Bien qu’il s’occupe de la direction artistique, il s’oblige à lire au préalable tous les articles écrits par les journalistes. «On ne fait pas une mise en page sans avoir lu l’article ou fait une ébauche avec synopsis en sa compagnie. Je pense qu’un bon DA doit être à la fois un créatif mais aussi un peu journaliste et photographe. Car cela arrive que l’article soit un peu faible et il peut alors demander au journaliste de creuser l’angle ou sauver l’article par une illustration ou une punch-line. Et pour cela, il faut qu’il ait tout lu. Il faut une cohésion entre le titre, le contenu et l’image. Le DA doit avoir un œil sur l’ensemble de ce qui sera publié, être tout le temps aux aguets. Il doit sans cesse se remettre en question, ne pas se reposer sur ses lauriers. Il doit avoir un rôle d’anticipation», dit-il.

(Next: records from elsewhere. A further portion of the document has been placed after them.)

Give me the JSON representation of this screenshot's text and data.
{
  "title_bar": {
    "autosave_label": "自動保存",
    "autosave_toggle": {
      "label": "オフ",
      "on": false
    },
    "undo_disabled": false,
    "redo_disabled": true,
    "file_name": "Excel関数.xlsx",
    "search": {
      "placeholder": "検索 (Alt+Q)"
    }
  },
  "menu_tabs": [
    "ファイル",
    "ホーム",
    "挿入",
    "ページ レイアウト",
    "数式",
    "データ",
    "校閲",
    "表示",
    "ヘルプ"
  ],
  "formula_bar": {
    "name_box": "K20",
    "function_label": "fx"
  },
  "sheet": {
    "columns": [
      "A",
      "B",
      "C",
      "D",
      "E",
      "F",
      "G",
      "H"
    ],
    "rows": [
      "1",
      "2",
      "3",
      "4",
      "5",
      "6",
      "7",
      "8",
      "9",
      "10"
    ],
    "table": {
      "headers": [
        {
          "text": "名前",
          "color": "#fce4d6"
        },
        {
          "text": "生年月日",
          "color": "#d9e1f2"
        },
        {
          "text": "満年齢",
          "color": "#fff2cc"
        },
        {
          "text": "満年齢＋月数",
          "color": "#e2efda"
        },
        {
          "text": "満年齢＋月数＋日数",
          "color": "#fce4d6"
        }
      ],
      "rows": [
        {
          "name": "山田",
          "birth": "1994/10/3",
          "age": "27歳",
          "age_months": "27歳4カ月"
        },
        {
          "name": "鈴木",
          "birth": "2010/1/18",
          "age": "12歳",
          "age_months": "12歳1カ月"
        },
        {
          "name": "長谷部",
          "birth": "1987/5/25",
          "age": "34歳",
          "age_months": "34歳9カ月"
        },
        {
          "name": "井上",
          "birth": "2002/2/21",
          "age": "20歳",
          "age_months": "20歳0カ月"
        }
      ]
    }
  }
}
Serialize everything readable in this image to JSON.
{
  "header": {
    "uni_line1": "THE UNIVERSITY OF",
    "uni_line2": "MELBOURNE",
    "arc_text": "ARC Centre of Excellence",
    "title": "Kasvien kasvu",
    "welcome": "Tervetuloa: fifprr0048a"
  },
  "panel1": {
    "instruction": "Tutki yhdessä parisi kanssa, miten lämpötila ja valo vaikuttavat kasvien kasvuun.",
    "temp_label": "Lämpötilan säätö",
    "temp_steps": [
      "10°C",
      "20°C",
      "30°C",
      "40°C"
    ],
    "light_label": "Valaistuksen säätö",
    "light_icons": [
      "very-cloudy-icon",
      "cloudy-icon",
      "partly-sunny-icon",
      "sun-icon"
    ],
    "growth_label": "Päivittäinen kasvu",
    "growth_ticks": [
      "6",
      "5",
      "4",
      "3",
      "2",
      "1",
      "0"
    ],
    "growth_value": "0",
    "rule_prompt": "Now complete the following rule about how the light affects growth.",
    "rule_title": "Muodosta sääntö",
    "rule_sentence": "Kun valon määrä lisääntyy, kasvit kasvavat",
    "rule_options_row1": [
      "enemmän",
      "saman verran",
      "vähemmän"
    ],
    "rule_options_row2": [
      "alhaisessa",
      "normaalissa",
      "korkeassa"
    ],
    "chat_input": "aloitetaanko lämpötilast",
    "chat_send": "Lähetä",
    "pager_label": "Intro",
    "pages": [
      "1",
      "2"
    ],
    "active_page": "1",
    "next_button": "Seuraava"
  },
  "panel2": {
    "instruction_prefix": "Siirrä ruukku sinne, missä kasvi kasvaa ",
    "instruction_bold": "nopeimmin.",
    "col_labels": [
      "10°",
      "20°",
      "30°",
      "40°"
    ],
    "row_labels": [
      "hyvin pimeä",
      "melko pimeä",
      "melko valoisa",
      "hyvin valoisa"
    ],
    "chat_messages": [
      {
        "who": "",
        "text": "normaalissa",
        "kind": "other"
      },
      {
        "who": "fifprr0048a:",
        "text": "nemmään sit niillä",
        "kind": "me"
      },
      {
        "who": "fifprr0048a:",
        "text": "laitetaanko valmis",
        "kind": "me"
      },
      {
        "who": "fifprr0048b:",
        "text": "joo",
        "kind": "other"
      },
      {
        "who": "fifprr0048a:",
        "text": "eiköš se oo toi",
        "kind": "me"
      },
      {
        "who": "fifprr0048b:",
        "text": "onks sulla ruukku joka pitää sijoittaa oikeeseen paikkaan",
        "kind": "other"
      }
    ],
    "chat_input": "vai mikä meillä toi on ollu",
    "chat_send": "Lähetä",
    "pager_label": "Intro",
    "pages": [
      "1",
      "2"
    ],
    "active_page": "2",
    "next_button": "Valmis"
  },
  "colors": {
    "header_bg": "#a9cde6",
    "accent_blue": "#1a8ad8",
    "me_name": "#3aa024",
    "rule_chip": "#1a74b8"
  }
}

Il avoue avoir été très agréablement surpris par ses «élèves» de La Sentinelle, qu’il a trouvés «très sympathiques et très attentifs», précise celui qui se qualifie «d’indécrottable vieux garçon» et qui dit apprécier les petits bonheurs simples de la vie comme «boire un bon vin, rigoler et rester éveillé au niveau créatif».